NLP + Twitter = Discovering Bin Laden’s Death before CNN

Also, why text digestion is so much better than text generation.

A newsletter exploring businesses and strategies that use cutting edge language models to solve new problems and become more efficient.


Business Insider

According to Microsoft Research, “Language is the holy grail of Artificial Intelligence”. There’s been an explosion in Natural Language Processing (NLP) tech companies recently…

and most of them are focused on the wrong thing.

You see, ever since GPT-3 came out, everyone has been focused leveraging text generation. Yet, the last thing we need is to add more junk to the internet. In fact, we need the opposite.

Instead of text generation, we should be focusing on text summarization.

90% of important communication and/or work is done via the written word (where did I get that number? don’t ask). The efficiency of our communication is constrained by factors like the quality of someone else’s writing, our reading speed, how tired we are, our writing quality, etc. We’re bottle-necked by how quickly we can read and absorb crappy writing.

If we could figure out ways to use NLP to make the reading process easier, it could save millions of people LOADS of time. People pay for that stuff.

The technology is just getting good enough. Its time to find ways to use it.

I quickly became obsessed with this idea and it put me down a rabbit hole. Thankfully, I managed to snag a few things along the way. First I’ll discuss some examples of how these ideas are being applied right now. Second, I’ll discuss some opportunities I see in this area that are not being taken advantage of yet.

When Twitter knows about Bin Laden’s death before CNN

The first is Dataminr, a data analytics company valued at 1.6 billion dollars.

Basically, these guys ingest huge amounts of publicly available information from the internet (esp. Twitter) and look for evidence of high-impact events or risks as they start to happen.

In other words, if shit’s going down, Dataminr is one of the first people to know (except maybe Snowden’s boys).

Example? Well, they first got attention back in 2011 when they alerted Osama Bin-Laden’s death 23 minutes before major news networks confirmed it…

A lot can happen in 23 minutes if you know what to do.

It shouldn’t come as a surprise that the finance industry is one of their biggest customers. Having access to the ‘juice before other people gives you a pretty straightforward advantage on Wall Street (high frequency trading, anyone?).

Dataminr’s strategy is to be like a high tech filter. Plow through all the crud in the internet, and try to find a few nuggets of gold before someone else scoops it up.

Useful, but I think we can get a bit more creative than that.


DO NOT HIT THIS BUTTON

Share

(Every share encourages me to make more crappy blog posts and procrastinate on getting a job. So for my mother’s sake, don’t share this post!!)


Papers… papers everywhere

I just came across a new book called “Practical Natural Language Processing” by Vajjala et al. It’s basically a hand-guide for using NLP in the real world, from actual model design to finding an engineering team and serving people at scale.

What grabbed my attention was NLP in the healthcare industry. These days, patient medical information is stored in Electronic Health Records (EHRs). The movement from paper to electronic records led to an explosion in patient information, and it’s causing some issues.

Doctors are busy people. They’re overworked and constantly moving from patient to patient. The ‘doc don’t have time to sit down and re-read about all your problems. EHRs are very text heavy and dense, so it takes too much time and mental effort. This causes friction in the hospital and can even lead to improper treatment.

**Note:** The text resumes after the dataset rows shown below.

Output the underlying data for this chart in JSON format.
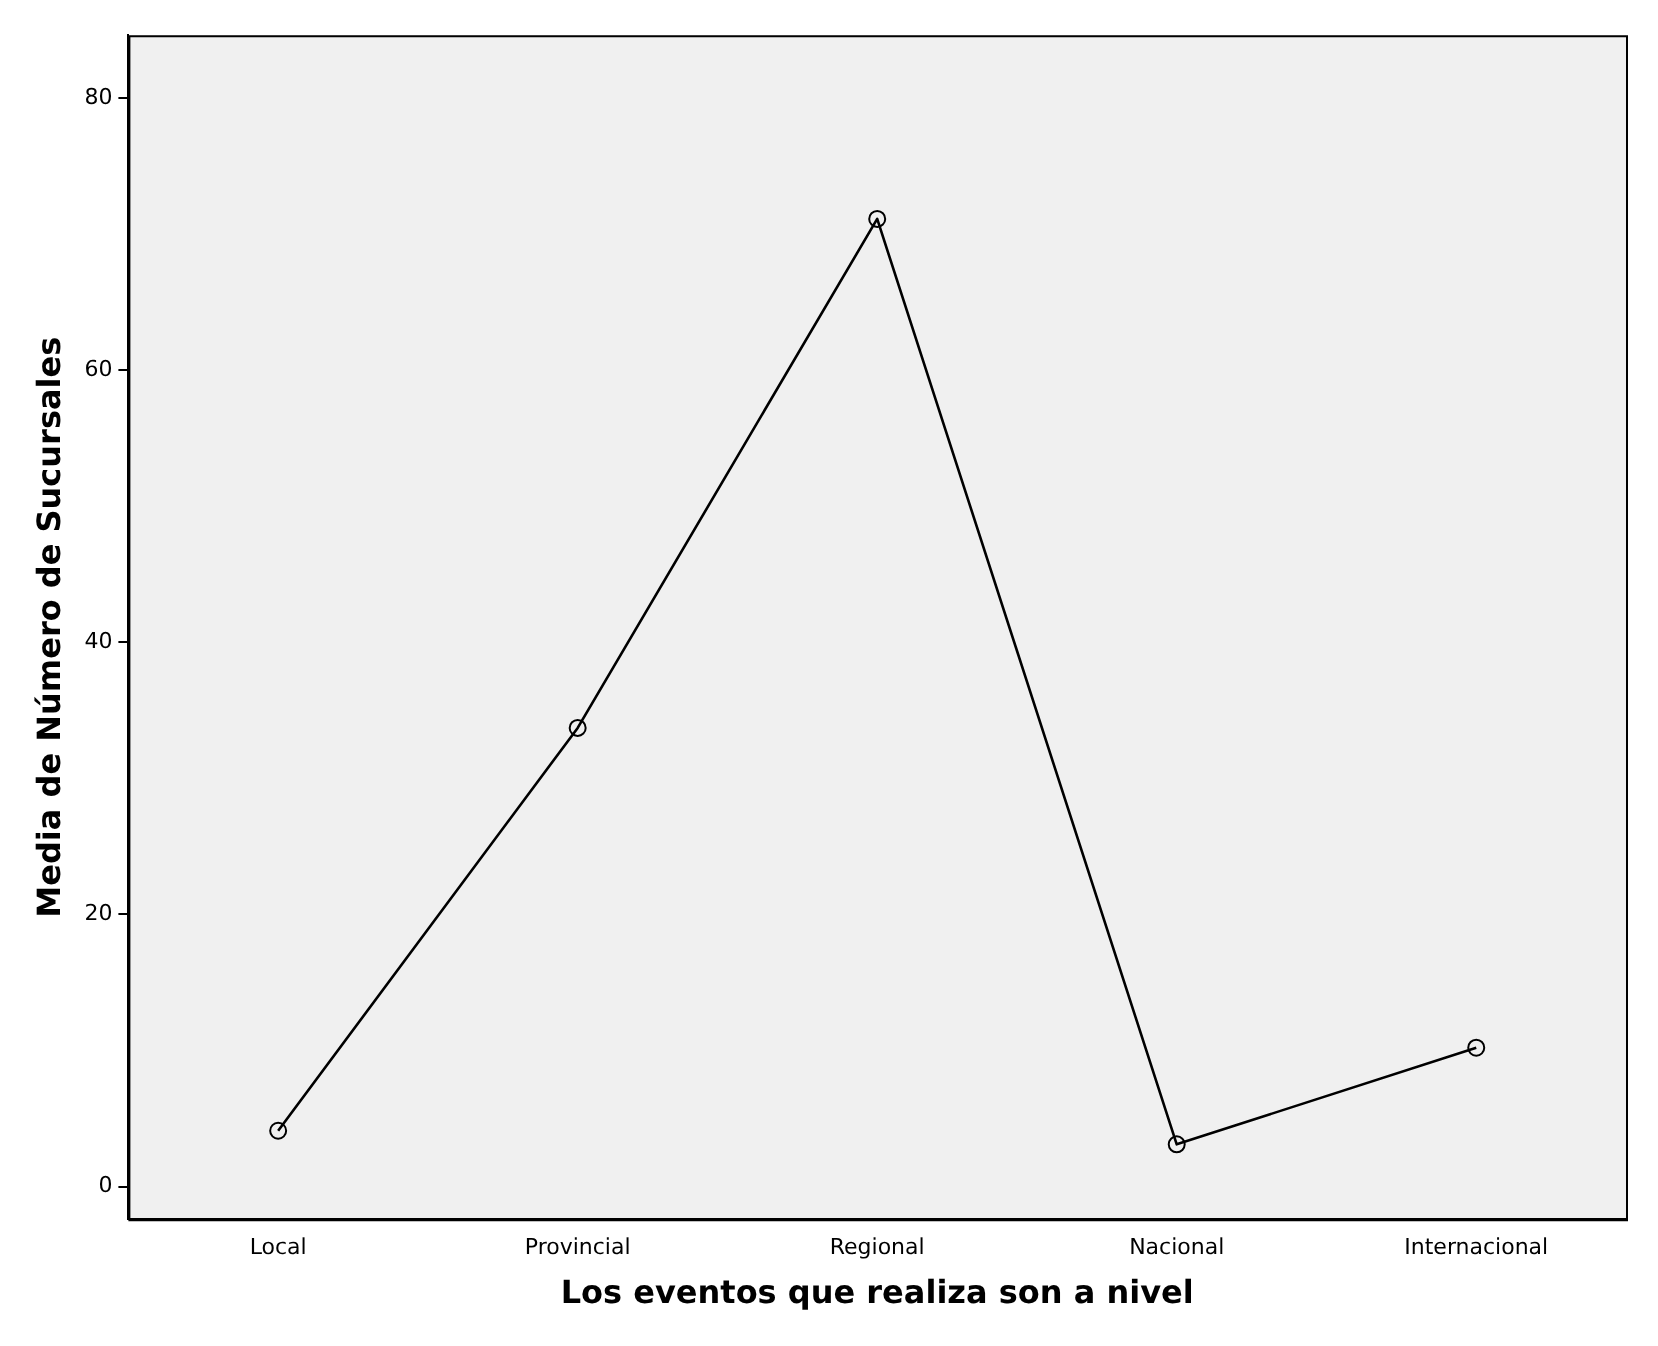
{
  "chart_data": {
    "type": "line",
    "xlabel": "Los eventos que realiza son a nivel",
    "ylabel": "Media de Número de Sucursales",
    "categories": [
      "Local",
      "Provincial",
      "Regional",
      "Nacional",
      "Internacional"
    ],
    "series": [
      {
        "color": "#000000",
        "values": [
          4.1,
          33.7,
          71.1,
          3.1,
          10.2
        ]
      }
    ],
    "ylim": [
      -2.4,
      84.6
    ],
    "yticks": [
      0,
      20,
      40,
      60,
      80
    ],
    "grid": false,
    "legend": false,
    "marker": "circle",
    "line_style": "solid"
  }
}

This is where NLP can save us loads of time, and even lives.

The book discussed a tool called HARVEST, created at Columbia University. It’s able to take unstructured information in EHR’s and summarize it into an intuitive overview of a patient’s history. It’s an excellent tool, and over 75% of participants said they would definitely use HARVEST again in the future.

Scrubs GIFs | Tenor

I don’t need to get into the details of how the product works. It’s the idea that matters. This issue of information abundance is universal. When people began moving to electronic formats, they started storing more information not because they needed it, but because they could. More information is better right? Well, not really.

There’s so many areas where summarization can reduce friction and make people’s lives easier. Having more information is not necessarily bad, just as long as we have efficient ways of processing it and interpreting it.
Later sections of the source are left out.